Why Tarte Needs To Do Better

Last year, I wrote a piece about my excitement at the increasing diversity in the beauty industry. Launches from Fenty Beauty, Huda Beauty, and Kylie Cosmetics ignited a conversation that was a long time coming. Although many brands, such as L’Oreal True Match, Bobbi Brown, Nars, Lancome, and Estee Lauder already had extensive shade ranges, the recent high profile launches from big names like Rihanna and Kylie Jenner in the past few months really brought the issue of creating foundation shades for all to the forefront of discussion in the beauty industry. Having thirty to forty shades of complexion products is no longer an exception or rarity; it has become the expectation.

That is why I was so disappointed to see Tarte’s dismal Shape Tape Foundation launch. The highly anticipated foundation, supposed to work in tandem with Tarte’s best selling Shape Tape Concealer, comes in two formulas: hydrating and matte. The foundations boast a pitiful range of fifteen shades, with only three to four shades that cater those of a deeper skin tone. The remaining twelve shades are all varying hues of beige, with differing undertones and color nuances that look very promising: for about 1% of the population. The dark shades seem to be an afterthought, tacked on at the last minute and very out of place amidst a sea of creamy vanillas, light sands, and fair neutrals.

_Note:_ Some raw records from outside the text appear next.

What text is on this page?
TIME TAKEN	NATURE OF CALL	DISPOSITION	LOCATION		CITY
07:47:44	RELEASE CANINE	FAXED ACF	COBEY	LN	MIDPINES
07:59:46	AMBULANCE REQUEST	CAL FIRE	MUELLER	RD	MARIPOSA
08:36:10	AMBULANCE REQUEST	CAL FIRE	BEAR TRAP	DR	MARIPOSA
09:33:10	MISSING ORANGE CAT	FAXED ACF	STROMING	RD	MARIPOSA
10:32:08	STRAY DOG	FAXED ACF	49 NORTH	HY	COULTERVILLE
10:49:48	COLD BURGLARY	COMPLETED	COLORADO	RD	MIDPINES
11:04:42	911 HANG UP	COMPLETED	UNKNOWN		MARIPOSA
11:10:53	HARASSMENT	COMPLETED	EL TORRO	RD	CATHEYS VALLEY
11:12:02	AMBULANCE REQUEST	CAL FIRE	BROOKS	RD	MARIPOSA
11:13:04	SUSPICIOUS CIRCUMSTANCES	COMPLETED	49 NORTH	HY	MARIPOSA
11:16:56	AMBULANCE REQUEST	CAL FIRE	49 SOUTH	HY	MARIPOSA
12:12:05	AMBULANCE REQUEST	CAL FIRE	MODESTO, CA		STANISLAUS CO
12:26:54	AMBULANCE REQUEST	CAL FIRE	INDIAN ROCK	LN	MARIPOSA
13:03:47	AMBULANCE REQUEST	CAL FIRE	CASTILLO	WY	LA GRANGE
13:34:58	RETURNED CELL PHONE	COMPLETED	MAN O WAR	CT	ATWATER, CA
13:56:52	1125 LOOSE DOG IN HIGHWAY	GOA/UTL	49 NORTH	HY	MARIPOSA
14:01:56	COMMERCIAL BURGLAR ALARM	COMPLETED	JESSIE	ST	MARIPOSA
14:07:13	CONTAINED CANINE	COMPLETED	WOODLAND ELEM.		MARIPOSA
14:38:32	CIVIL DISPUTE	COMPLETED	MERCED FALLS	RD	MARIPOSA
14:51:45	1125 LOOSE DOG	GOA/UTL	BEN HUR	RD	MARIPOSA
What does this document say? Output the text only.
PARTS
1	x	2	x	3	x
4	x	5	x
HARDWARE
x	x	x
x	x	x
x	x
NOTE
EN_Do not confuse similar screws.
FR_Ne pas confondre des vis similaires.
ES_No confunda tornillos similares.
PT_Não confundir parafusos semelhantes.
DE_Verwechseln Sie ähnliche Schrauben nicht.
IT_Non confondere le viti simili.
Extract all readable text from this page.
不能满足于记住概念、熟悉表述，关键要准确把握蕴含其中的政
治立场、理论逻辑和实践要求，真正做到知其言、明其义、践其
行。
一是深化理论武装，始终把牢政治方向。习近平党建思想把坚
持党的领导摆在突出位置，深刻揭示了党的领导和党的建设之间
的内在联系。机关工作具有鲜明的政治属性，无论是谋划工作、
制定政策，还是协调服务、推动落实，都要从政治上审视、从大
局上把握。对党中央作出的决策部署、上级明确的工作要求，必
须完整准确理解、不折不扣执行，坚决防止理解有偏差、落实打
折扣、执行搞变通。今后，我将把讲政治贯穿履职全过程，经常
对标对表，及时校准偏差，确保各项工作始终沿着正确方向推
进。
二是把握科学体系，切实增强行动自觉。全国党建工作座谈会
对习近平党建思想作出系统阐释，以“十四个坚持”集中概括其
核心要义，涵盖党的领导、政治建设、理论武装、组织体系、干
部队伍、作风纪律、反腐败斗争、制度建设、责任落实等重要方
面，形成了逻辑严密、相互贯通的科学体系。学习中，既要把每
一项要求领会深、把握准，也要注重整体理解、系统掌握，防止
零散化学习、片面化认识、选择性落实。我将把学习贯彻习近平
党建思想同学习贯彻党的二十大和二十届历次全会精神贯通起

Youtubers of all skin tones were quick to call Tarte out on their less than stellar shade range. Popular YouTubers such as Alissa Ashley, Jackie Aina, Patricia Bright, and MakeupShayla all expressed disappointment in the lack of deep shades. Most popular has been the joint video starring Jackie and Alissa, who collaborated together to say that Tarte’s latest release is a “blatant erasure of a whole spectrum of people.” They were not here for any of Tarte’s apologies or backtracking, stating, “there literally are no excuses.”

Tarte has responded to the controversy by claiming they have ten more shades in the works.

What makes me angry about a statement like that is that people of color are obviously an afterthought. They are not important enough to be included and represented in the initial launch. Jackie, Alissa, Patricia and the many other POC beauty Youtubers who expressed disappointment with Tarte’s blatant exclusion explained their frustrations so eloquently, stating that for so long they have been ignored by beauty brands. Now, with so many diverse launches and important discussions about race and colorism in the beauty industry being paid attention to, this Tarte launch felt like a slap in the face, and a decisive step backward. Tarte should know better. They are not a new brand. Newer brands like Fenty were able to launch forty shades from the get-go. Tarte has the money and the resources to create shades for all, they just simply chose not too.

Obviously, I could find my shade in the Tarte foundation if I wanted to. It’s sitting on a shelf somewhere, a bottle of either a Fair Sand, Fair Neutral, or a Fair-Light Neutral just waiting to be purchased. However, I’ll never know which shade of fair I really am, as I don’t plan on purchasing this product. I’m a little sad about it, too; I purchased the Tarte Shape Tape concealer a few months ago, and I really liked it. Now, every time I use it, I get a bitter sort of taste in my mouth. But, since this blatant act of erasure does not affect me personally; this is not my fight to be the face of. While I am upset, I know I play a supportive role; my job is to support and empower the women who Tarte has disrespected. So, first of all, I’m going to sit back and listen. I’m going to listen to the women who have been underrepresented for so long speak their truth, and hopefully, other brands will listen and learn from Tarte’s mistakes. I will take the advice of Patricia Bright and spend my money elsewhere. In her video about the Tarte launch, she included an important message of positivity, saying that rather than dwelling on the controversy of the Shape Tape foundation, she will focus her attention on brands that do celebrate every skin tone and invest her money there. I will support brands who respect the beauty of all, and who understand the importance of diversity.

Women like Patricia Bright, Jackie Aina and Alissa Ashley, (who are only a small fraction of POC beauty Youtubers who advocate for inclusivity in the beauty world, these are just a few channels I watch often and particularly enjoy!) are going to change the industry for the better. These women and their subscribers are smart, eloquent, and strong women who see a major problem in the cosmetic industry and want to fix it. While I am disappointed in Tarte’s shade range misstep,  I’m excited to see just how far we can push brands to make them understand that they need to suit the needs of all people, of every skin tone.